Komunikasi Sehari-hari Anak Tuna Rungu

November 22, 2007

Keywords: komunikasi, tuna rungu / tunarungu, berbicara, bercakap-cakap, gerak bibir, terapi

Dalam percakapan sehari-hari dengan kata-kata yang sudah dimengertiEllen, bukan ketika sedang terapi atau mengajarkan kata/kalimat baru (maksud “dimengerti”: Ellen sudah paham yang kita maksud, walaupun kadang ia bisa merespon dengan kata-kata dan kadang belum bisa):

kita berbicara secara normal
(sebagaimana bicara dengan semua orang lain)
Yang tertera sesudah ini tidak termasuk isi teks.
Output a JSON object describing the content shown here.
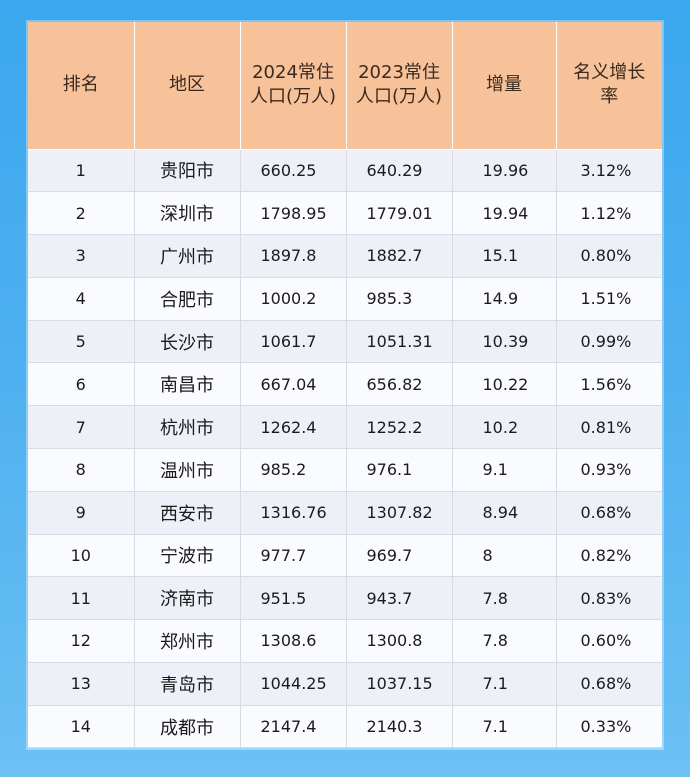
{
  "headers": {
    "rank": "排名",
    "region": "地区",
    "pop2024_line1": "2024常住",
    "pop2024_line2": "人口(万人)",
    "pop2023_line1": "2023常住",
    "pop2023_line2": "人口(万人)",
    "increase": "增量",
    "growth_line1": "名义增长",
    "growth_line2": "率"
  },
  "rows": [
    {
      "rank": "1",
      "city": "贵阳市",
      "pop2024": "660.25",
      "pop2023": "640.29",
      "increase": "19.96",
      "growth": "3.12%"
    },
    {
      "rank": "2",
      "city": "深圳市",
      "pop2024": "1798.95",
      "pop2023": "1779.01",
      "increase": "19.94",
      "growth": "1.12%"
    },
    {
      "rank": "3",
      "city": "广州市",
      "pop2024": "1897.8",
      "pop2023": "1882.7",
      "increase": "15.1",
      "growth": "0.80%"
    },
    {
      "rank": "4",
      "city": "合肥市",
      "pop2024": "1000.2",
      "pop2023": "985.3",
      "increase": "14.9",
      "growth": "1.51%"
    },
    {
      "rank": "5",
      "city": "长沙市",
      "pop2024": "1061.7",
      "pop2023": "1051.31",
      "increase": "10.39",
      "growth": "0.99%"
    },
    {
      "rank": "6",
      "city": "南昌市",
      "pop2024": "667.04",
      "pop2023": "656.82",
      "increase": "10.22",
      "growth": "1.56%"
    },
    {
      "rank": "7",
      "city": "杭州市",
      "pop2024": "1262.4",
      "pop2023": "1252.2",
      "increase": "10.2",
      "growth": "0.81%"
    },
    {
      "rank": "8",
      "city": "温州市",
      "pop2024": "985.2",
      "pop2023": "976.1",
      "increase": "9.1",
      "growth": "0.93%"
    },
    {
      "rank": "9",
      "city": "西安市",
      "pop2024": "1316.76",
      "pop2023": "1307.82",
      "increase": "8.94",
      "growth": "0.68%"
    },
    {
      "rank": "10",
      "city": "宁波市",
      "pop2024": "977.7",
      "pop2023": "969.7",
      "increase": "8",
      "growth": "0.82%"
    },
    {
      "rank": "11",
      "city": "济南市",
      "pop2024": "951.5",
      "pop2023": "943.7",
      "increase": "7.8",
      "growth": "0.83%"
    },
    {
      "rank": "12",
      "city": "郑州市",
      "pop2024": "1308.6",
      "pop2023": "1300.8",
      "increase": "7.8",
      "growth": "0.60%"
    },
    {
      "rank": "13",
      "city": "青岛市",
      "pop2024": "1044.25",
      "pop2023": "1037.15",
      "increase": "7.1",
      "growth": "0.68%"
    },
    {
      "rank": "14",
      "city": "成都市",
      "pop2024": "2147.4",
      "pop2023": "2140.3",
      "increase": "7.1",
      "growth": "0.33%"
    }
  ],
  "colors": {
    "header_bg": "#f7c29a",
    "row_odd_bg": "#eef0f8",
    "row_even_bg": "#fafbfe",
    "page_bg": "#3aa7ee"
  }
}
Karena untuk itulah Ellen dimasukkan ke komunitas umum supaya sedikit demi sedikit belajar sampai suatu saat bisa mengejar ketertinggalannya.
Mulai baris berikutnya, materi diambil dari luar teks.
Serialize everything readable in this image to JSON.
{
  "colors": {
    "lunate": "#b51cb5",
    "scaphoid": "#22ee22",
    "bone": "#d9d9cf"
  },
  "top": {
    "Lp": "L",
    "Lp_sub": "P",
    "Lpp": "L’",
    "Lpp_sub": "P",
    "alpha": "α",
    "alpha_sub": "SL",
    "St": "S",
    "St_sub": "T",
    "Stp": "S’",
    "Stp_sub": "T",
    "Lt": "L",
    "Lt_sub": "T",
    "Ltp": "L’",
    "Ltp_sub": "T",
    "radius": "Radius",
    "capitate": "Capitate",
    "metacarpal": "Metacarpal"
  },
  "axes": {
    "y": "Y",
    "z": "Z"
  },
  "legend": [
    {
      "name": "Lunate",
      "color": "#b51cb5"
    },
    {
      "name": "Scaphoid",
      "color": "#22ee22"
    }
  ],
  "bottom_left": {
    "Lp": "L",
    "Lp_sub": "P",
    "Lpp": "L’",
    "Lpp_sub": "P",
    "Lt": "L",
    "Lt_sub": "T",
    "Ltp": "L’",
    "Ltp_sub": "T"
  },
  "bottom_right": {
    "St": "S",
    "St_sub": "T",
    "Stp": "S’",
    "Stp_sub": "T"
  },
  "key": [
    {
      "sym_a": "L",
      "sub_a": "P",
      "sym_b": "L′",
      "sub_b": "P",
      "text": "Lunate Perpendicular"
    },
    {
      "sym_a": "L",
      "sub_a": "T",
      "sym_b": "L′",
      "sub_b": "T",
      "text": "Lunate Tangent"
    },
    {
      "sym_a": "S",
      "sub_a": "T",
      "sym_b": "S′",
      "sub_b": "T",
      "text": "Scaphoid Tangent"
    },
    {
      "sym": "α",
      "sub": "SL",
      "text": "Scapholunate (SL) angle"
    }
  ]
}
Jadi kami minta pengertian dan kerjasama semua pihak yang terkait dengan kehidupan sehari-hari Ellen (keluarga, pengasuh, guru sekolah, terapis wicara, guru sekolah minggu, teman-teman, tetangga) untuk:

1. Tidak memandang Ellen sebagai anak yang khusus jadi tidak perlu mengajaknya berkomunikasi dengan cara khusus (memperlihatkan gerak bibir, berbicara keras/teriak, bahasa isyarat/gerakan tangan)

2. Memahami keterbatasan komunikasi Ellen karena usia mendengarnya yang baru 2 tahun sehingga belum banyak kosa kata (tetapi perkembangan intelektualnya biasa) dan berbicara secara normal sebagaimana kepada anak yang masih sangat kecil, sambil memberi ruang kepada Ellen untuk mengejar ketertinggalannya.
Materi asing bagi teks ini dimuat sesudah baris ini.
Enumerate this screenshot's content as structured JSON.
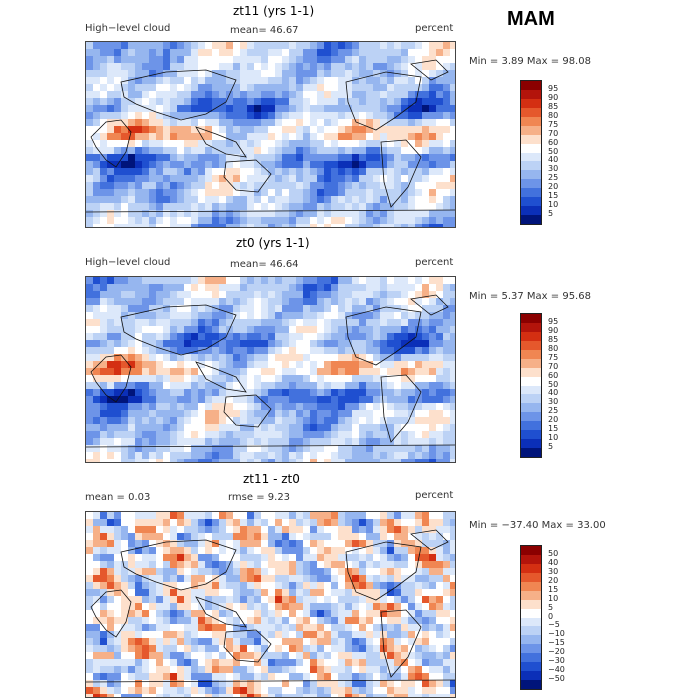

Point 1 terutama sangat berat. Sulit sekali mengubah paradigma dan persepsi kebanyakan orang terhadap anak tuna rungu: Bahwa anak tuna rungu tidak bisa mendengar, sehingga harus bicara berhadap-hadapan dengan perlihatkan gerak bibir, dengan suara keras/teriak, dengan bantuan isyarat/gerakan tangan.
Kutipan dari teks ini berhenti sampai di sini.